10/19/2010 09:58:30 AM
Tom Karst

1:50 p.m. Karst: Is there a double- edged sword in trying to point out the hypocrisy, so to speak, in what EWG is saying? Is there a danger in that it seems the media isn’t perhaps interested in the campaign as the conflict?

1:51: p.m. Silbermann: I think if we bury our heads in the sand as an industry and as public agencies and we say we are not going to set the record straight because we fear it is going to attract attention and controversy, and then we never ever get a chance to set the record straight. That’s going to be one of the themes I am going to talk about in my state of the industry remarks. I feel very strongly about it and I will have more to say about it because that’s typically the way that production agriculture has chosen not to respond to this kind of attack.

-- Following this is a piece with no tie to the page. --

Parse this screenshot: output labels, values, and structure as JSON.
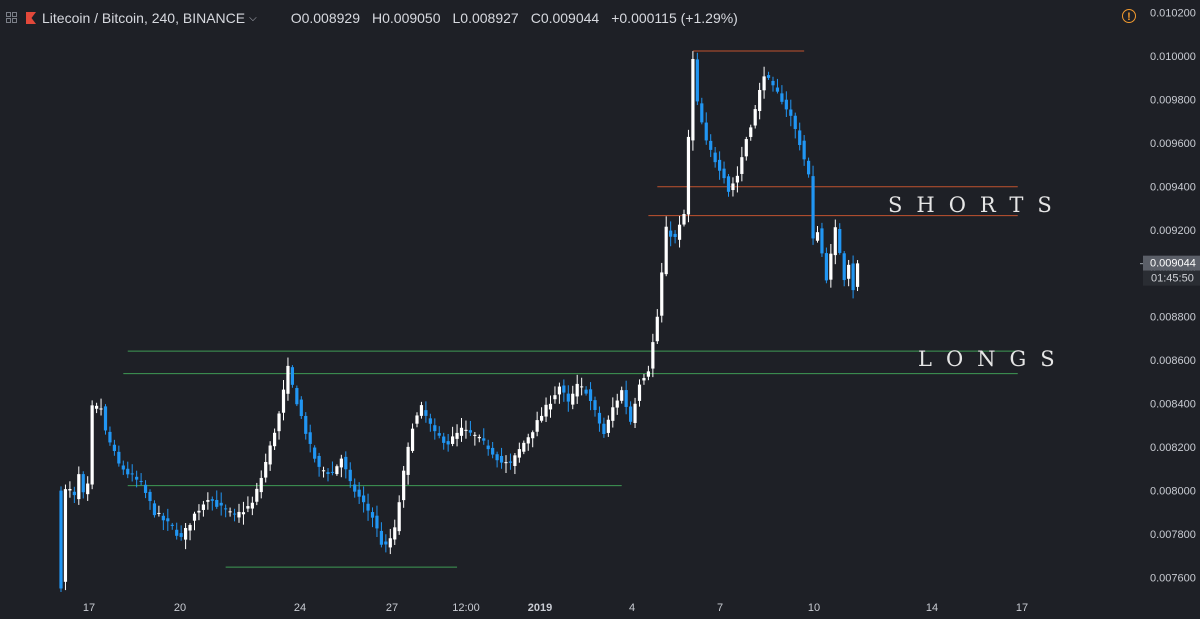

It takes me back to 1985, PMA Fresh Summit in San Francisco and I remember Bruce Obbink, was outgoing PMA chairman at the time. Bruce was president of the California Table Grape Commission and stood up and said the industry was going to have to wake up to the concern about pesticides that is growing around the country. That was 1985 and nothing was being said about it. It wasn’t so much that Bruce was legitimizing the issue of pesticide residues, what he is saying was, ‘We as production agriculture want to be on the farm, want to do our own thing, we don’t’ really want to engage in consumer debate. We want to be left alone basically. That’s the nature of farmers and farming. I would say to you that the Alliance for Food and Farming and the work that organizations like Western Growers and ourselves are doing with the alliance is exactly the antidote that is required to that traditional approach, which is hunker down, don’t get involved, don’t try to set the record straight. I think the time for doing that is long gone.

1:55 p.m. Karst: We’ll look forward to hearing more about what you will say in your State of the Industry address. What are you most excited about for the upcoming PMA?

1:57 p.m. Silbermann: It is always a great opportunity to get together with 15,000 plus of your closest friends. For PMA, the show is sold out and we squeezed about a dozen additional booths on to the floor because of the demand so we are busting at the seams. Preregistration numbers are really great and buyer numbers are way up in all categories - retail, foodservice operators, distributors, wholesalers, you name it. So numbers are great, booths are great, and PMA’s international attendance is looking really strong. We have a partnership with the Foreign Agricultural Service of the U.S. Department of Agriculture and we have buyer delegations from more than two dozen countries, everything from Argentina, Brazil, Switzerland, Venezuela and Viet Nam. These are official delegations and we have people from a whole bunch of other countries.